Closing that asymmetry is reasonable. So is supporting the independent production sector, which has historically depended on the FSA and has seen funding volatility in recent years. A modest, well-targeted contribution from large streamers to a transparent, producer-accessible fund is, in principle, defensible regulation.
Where the Bill Risks Going Wrong
The danger lies in the parameters. Three design choices will determine whether PL 2331/2022 becomes a sensible modernisation of Brazilian audiovisual policy or a deterrent to the very investment it seeks to channel.
1. Quota levels disconnected from supply
Catalogue quotas only work where there is enough quality local content to fill them. The EU's 30% threshold was calibrated around decades of public-broadcaster output across 27 Member States. Brazil's production ecosystem is dynamic but smaller.
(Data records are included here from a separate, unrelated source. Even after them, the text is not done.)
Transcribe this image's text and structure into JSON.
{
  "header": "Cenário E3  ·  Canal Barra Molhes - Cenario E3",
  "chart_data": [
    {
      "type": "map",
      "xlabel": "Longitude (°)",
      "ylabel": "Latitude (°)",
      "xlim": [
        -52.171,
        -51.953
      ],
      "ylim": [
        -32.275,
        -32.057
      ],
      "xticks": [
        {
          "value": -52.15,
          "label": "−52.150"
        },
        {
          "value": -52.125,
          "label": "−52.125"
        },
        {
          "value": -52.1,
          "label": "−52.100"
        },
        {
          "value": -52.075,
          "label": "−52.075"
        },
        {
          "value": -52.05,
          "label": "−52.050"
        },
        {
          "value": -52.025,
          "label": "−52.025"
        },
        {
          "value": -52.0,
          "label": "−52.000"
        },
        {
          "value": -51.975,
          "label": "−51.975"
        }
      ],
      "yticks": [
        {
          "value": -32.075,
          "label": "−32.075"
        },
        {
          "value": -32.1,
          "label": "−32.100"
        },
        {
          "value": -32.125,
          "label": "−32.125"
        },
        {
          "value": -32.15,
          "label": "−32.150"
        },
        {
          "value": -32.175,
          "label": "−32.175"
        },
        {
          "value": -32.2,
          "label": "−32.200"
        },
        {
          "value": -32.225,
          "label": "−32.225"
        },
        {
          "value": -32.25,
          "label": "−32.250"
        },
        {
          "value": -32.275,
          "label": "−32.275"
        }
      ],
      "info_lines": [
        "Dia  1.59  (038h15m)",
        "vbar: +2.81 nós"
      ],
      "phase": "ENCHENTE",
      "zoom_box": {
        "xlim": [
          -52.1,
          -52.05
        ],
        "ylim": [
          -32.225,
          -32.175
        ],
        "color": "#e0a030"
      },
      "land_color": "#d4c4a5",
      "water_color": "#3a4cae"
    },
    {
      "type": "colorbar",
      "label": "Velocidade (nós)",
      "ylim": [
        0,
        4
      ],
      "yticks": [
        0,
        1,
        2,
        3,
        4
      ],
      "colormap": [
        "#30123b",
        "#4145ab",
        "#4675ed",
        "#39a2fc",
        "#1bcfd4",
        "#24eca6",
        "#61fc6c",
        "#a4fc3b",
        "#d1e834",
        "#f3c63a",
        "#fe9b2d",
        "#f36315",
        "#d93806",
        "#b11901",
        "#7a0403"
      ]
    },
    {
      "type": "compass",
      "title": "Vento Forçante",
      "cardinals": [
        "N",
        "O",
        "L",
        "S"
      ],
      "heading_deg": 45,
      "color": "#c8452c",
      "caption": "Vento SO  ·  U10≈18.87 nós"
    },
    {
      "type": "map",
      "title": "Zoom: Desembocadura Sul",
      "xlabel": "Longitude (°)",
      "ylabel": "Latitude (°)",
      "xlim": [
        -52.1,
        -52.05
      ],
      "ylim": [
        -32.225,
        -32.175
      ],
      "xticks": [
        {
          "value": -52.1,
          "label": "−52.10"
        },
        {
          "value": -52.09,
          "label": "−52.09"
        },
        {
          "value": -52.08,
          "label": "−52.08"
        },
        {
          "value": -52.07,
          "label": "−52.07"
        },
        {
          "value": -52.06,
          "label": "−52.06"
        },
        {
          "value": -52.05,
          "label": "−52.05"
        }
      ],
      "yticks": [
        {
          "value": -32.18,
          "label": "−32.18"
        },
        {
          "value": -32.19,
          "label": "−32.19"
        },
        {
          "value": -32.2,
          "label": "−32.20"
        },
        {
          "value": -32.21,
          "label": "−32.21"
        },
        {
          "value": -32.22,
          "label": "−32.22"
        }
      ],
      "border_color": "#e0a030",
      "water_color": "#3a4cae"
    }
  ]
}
Setting a quota above what the independent sector can credibly supply forces platforms either to pad catalogues with low-engagement titles or to commission rapidly at inflated prices — neither of which helps audiences or producers in the long run.
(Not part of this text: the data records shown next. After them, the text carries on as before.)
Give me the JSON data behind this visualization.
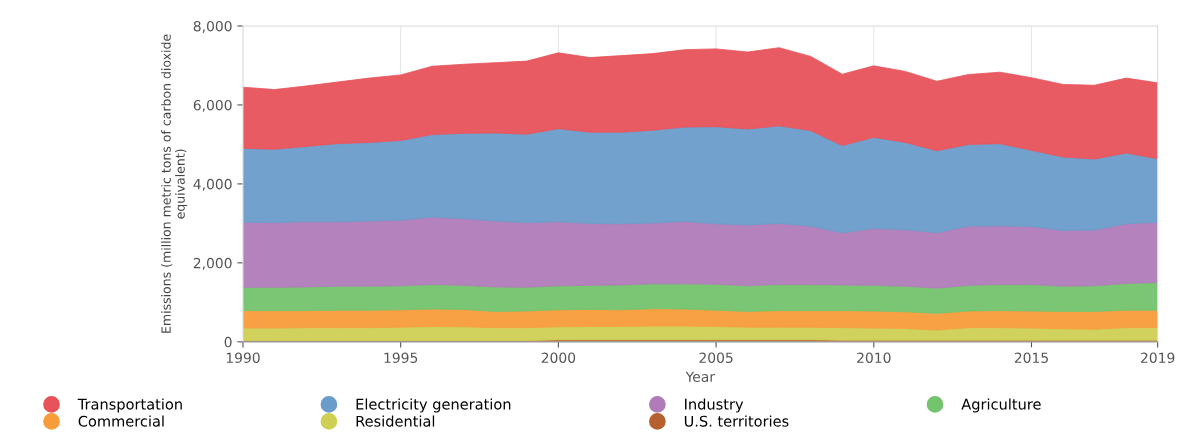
{
  "chart_data": {
    "type": "area",
    "stacked": true,
    "xlabel": "Year",
    "ylabel": "Emissions (million metric tons of carbon dioxide equivalent)",
    "x": [
      1990,
      1991,
      1992,
      1993,
      1994,
      1995,
      1996,
      1997,
      1998,
      1999,
      2000,
      2001,
      2002,
      2003,
      2004,
      2005,
      2006,
      2007,
      2008,
      2009,
      2010,
      2011,
      2012,
      2013,
      2014,
      2015,
      2016,
      2017,
      2018,
      2019
    ],
    "xlim": [
      1990,
      2019
    ],
    "xticks": [
      1990,
      1995,
      2000,
      2005,
      2010,
      2015,
      2019
    ],
    "ylim": [
      0,
      8000
    ],
    "yticks": [
      0,
      {
        "value": 2000,
        "label": "2,000"
      },
      {
        "value": 4000,
        "label": "4,000"
      },
      {
        "value": 6000,
        "label": "6,000"
      },
      {
        "value": 8000,
        "label": "8,000"
      }
    ],
    "grid": true,
    "legend": "bottom",
    "series": [
      {
        "name": "U.S. territories",
        "color": "#b5602f",
        "values": [
          30,
          30,
          30,
          30,
          30,
          30,
          30,
          30,
          30,
          30,
          50,
          50,
          50,
          50,
          50,
          50,
          50,
          50,
          50,
          40,
          40,
          40,
          40,
          40,
          40,
          40,
          40,
          40,
          40,
          40
        ]
      },
      {
        "name": "Residential",
        "color": "#cfcf55",
        "values": [
          320,
          320,
          330,
          330,
          330,
          340,
          360,
          350,
          330,
          330,
          330,
          340,
          340,
          350,
          350,
          340,
          320,
          320,
          320,
          320,
          310,
          300,
          260,
          320,
          320,
          310,
          290,
          280,
          320,
          320
        ]
      },
      {
        "name": "Commercial",
        "color": "#f89c3a",
        "values": [
          440,
          440,
          430,
          440,
          440,
          440,
          440,
          440,
          410,
          420,
          430,
          430,
          420,
          440,
          430,
          410,
          400,
          420,
          420,
          430,
          430,
          420,
          420,
          420,
          430,
          430,
          440,
          450,
          440,
          440
        ]
      },
      {
        "name": "Agriculture",
        "color": "#74c36d",
        "values": [
          590,
          590,
          600,
          610,
          610,
          610,
          620,
          610,
          620,
          600,
          610,
          610,
          630,
          630,
          640,
          660,
          650,
          660,
          660,
          650,
          650,
          650,
          640,
          650,
          660,
          670,
          640,
          650,
          680,
          700
        ]
      },
      {
        "name": "Industry",
        "color": "#b07bb8",
        "values": [
          1650,
          1640,
          1650,
          1630,
          1650,
          1660,
          1710,
          1690,
          1670,
          1640,
          1620,
          1570,
          1550,
          1540,
          1580,
          1530,
          1540,
          1550,
          1480,
          1320,
          1440,
          1430,
          1400,
          1500,
          1490,
          1470,
          1410,
          1410,
          1510,
          1530
        ]
      },
      {
        "name": "Electricity generation",
        "color": "#6a9ccb",
        "values": [
          1870,
          1860,
          1910,
          1980,
          1990,
          2020,
          2090,
          2160,
          2230,
          2240,
          2360,
          2310,
          2320,
          2350,
          2390,
          2460,
          2430,
          2470,
          2420,
          2210,
          2310,
          2210,
          2080,
          2070,
          2080,
          1930,
          1860,
          1800,
          1790,
          1610
        ]
      },
      {
        "name": "Transportation",
        "color": "#e8525a",
        "values": [
          1550,
          1510,
          1530,
          1560,
          1630,
          1660,
          1730,
          1750,
          1780,
          1850,
          1920,
          1890,
          1940,
          1940,
          1960,
          1970,
          1950,
          1980,
          1880,
          1810,
          1810,
          1800,
          1760,
          1770,
          1810,
          1840,
          1840,
          1870,
          1900,
          1920
        ]
      }
    ]
  }
}
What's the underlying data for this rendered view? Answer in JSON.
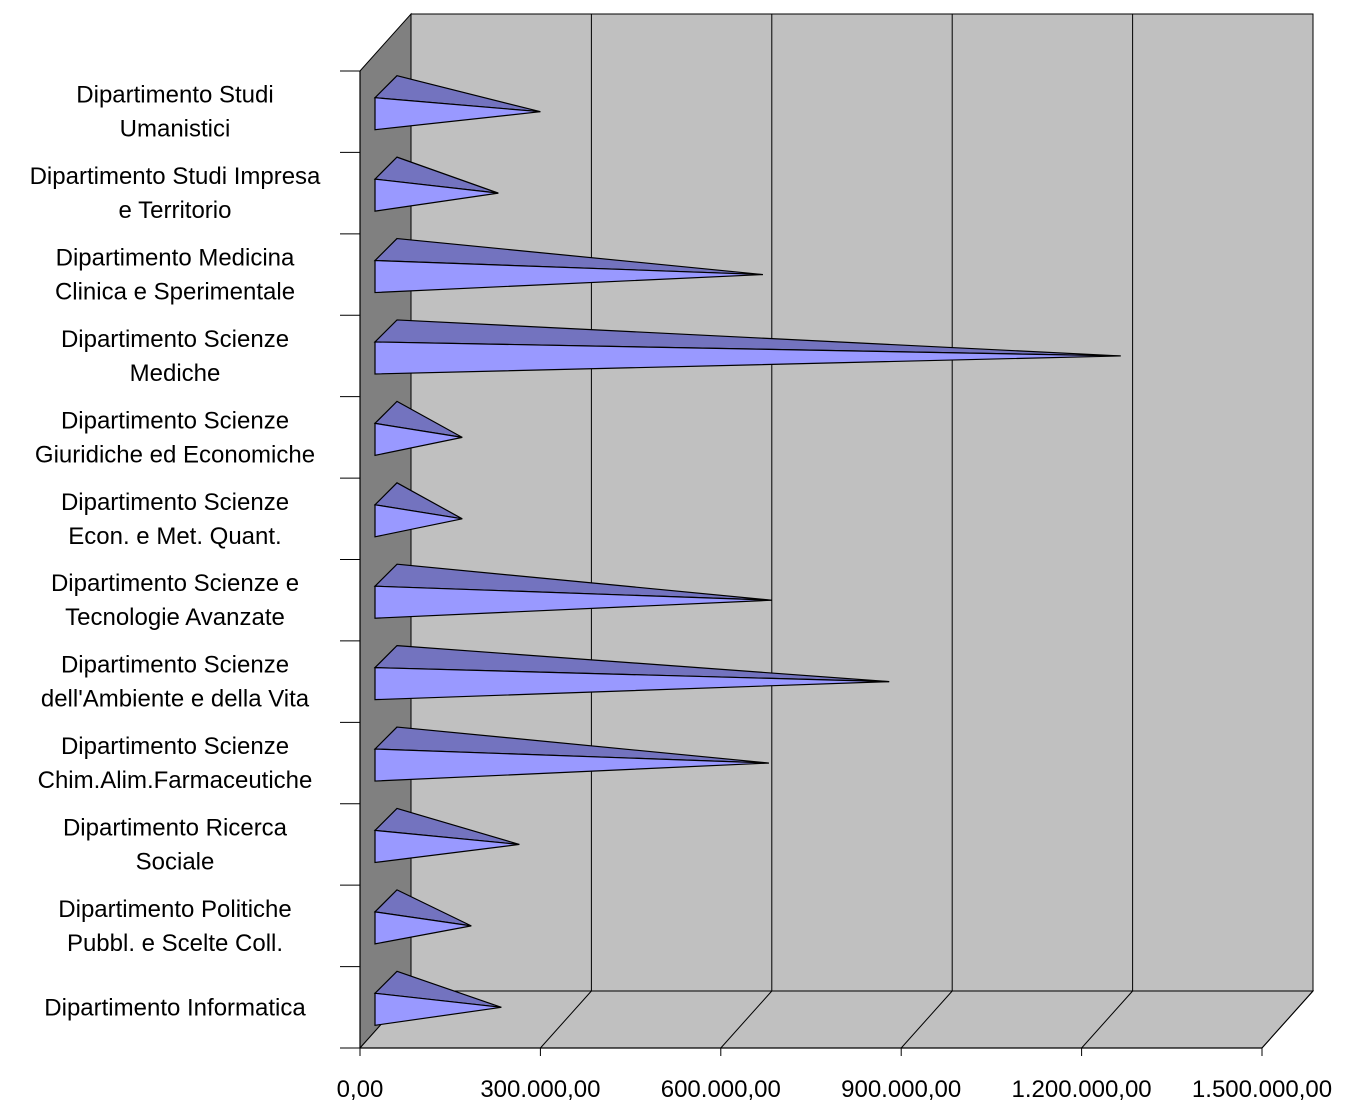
{
  "chart_data": {
    "type": "bar",
    "orientation": "horizontal",
    "style": "3d-pyramid",
    "title": "",
    "xlabel": "",
    "ylabel": "",
    "xlim": [
      0,
      1500000
    ],
    "grid": true,
    "legend": "none",
    "tick_values": [
      0,
      300000,
      600000,
      900000,
      1200000,
      1500000
    ],
    "tick_labels": [
      "0,00",
      "300.000,00",
      "600.000,00",
      "900.000,00",
      "1.200.000,00",
      "1.500.000,00"
    ],
    "categories": [
      [
        "Dipartimento Studi",
        "Umanistici"
      ],
      [
        "Dipartimento Studi Impresa",
        "e Territorio"
      ],
      [
        "Dipartimento Medicina",
        "Clinica e Sperimentale"
      ],
      [
        "Dipartimento Scienze",
        "Mediche"
      ],
      [
        "Dipartimento Scienze",
        "Giuridiche ed Economiche"
      ],
      [
        "Dipartimento Scienze",
        "Econ. e Met. Quant."
      ],
      [
        "Dipartimento Scienze e",
        "Tecnologie Avanzate"
      ],
      [
        "Dipartimento Scienze",
        "dell'Ambiente e della Vita"
      ],
      [
        "Dipartimento Scienze",
        "Chim.Alim.Farmaceutiche"
      ],
      [
        "Dipartimento Ricerca",
        "Sociale"
      ],
      [
        "Dipartimento Politiche",
        "Pubbl. e Scelte Coll."
      ],
      [
        "Dipartimento Informatica"
      ]
    ],
    "values": [
      300000,
      230000,
      670000,
      1265000,
      170000,
      170000,
      685000,
      880000,
      680000,
      265000,
      185000,
      235000
    ],
    "colors": {
      "wall_back": "#c0c0c0",
      "wall_side": "#808080",
      "floor": "#c0c0c0",
      "bar_front": "#9999ff",
      "bar_top": "#7373bf"
    }
  }
}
2. Stacking levies on top of investment obligations
If a platform is already required to invest, say, a meaningful share of Brazilian revenue in local productions, layering a separate CONDECINE-VOD percentage on top risks double-charging the same activity. France's system — often cited as a model — explicitly allows direct investment to count against the broader contribution. PL 2331/2022 should do the same, with a clear netting mechanism, or it will tax investment that is already happening.
3. Discretionary enforcement
ANCINE has been an effective regulator in its core remit, but the bill grants substantial rule-making latitude — including on quota percentages and definitions of "Brazilian work". Regulatory uncertainty is itself a tax on investment. Codifying the headline numbers in primary legislation, and limiting ANCINE's discretion to technical implementation, would materially improve the bill.
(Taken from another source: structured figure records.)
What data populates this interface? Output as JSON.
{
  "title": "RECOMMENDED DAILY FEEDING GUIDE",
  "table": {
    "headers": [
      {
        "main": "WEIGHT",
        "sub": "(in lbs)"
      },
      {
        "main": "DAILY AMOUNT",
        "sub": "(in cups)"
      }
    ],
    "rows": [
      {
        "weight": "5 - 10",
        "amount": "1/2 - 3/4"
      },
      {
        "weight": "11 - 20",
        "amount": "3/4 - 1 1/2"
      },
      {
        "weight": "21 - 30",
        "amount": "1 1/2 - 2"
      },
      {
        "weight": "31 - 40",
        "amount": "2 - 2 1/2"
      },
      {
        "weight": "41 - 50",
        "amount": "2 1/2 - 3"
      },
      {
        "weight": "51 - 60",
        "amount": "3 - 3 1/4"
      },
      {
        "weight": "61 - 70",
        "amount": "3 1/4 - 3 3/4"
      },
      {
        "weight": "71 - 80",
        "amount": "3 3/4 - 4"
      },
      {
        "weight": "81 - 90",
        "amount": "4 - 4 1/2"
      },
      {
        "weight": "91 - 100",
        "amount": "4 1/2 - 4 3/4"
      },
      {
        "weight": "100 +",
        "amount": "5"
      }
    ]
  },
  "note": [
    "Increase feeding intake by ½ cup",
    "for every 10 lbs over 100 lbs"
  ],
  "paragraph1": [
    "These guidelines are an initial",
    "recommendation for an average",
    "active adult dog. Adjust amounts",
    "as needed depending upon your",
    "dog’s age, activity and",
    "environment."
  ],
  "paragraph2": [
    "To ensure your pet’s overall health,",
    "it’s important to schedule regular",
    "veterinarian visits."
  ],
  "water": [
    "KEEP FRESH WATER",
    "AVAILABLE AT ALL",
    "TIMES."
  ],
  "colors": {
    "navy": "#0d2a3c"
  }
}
The aim should be to channel additional investment into Brazilian stories, not to punish the platforms that have already brought series like 3%, Cidade Invisível and Senna to global audiences.
A Better Path: Light, Convertible, Predictable
A proportionate version of PL 2331/2022 would: (i) set a low, single-digit CONDECINE-VOD rate; (ii) allow direct local investment to be fully credited against it; (iii) anchor catalogue quotas at a level the independent sector can realistically supply, with phased increases tied to supply growth; and (iv) write the headline numbers into statute rather than leaving them to regulation.
Brazil has a real comparative advantage in audiovisual production: language reach across Lusophone markets, world-class talent and increasingly global IP. Streaming platforms have, on balance, amplified that advantage. The job of legislators now is to update the rules without breaking the model — to make global streamers contribute, fairly and predictably, to a sector that is already growing on the back of their investment.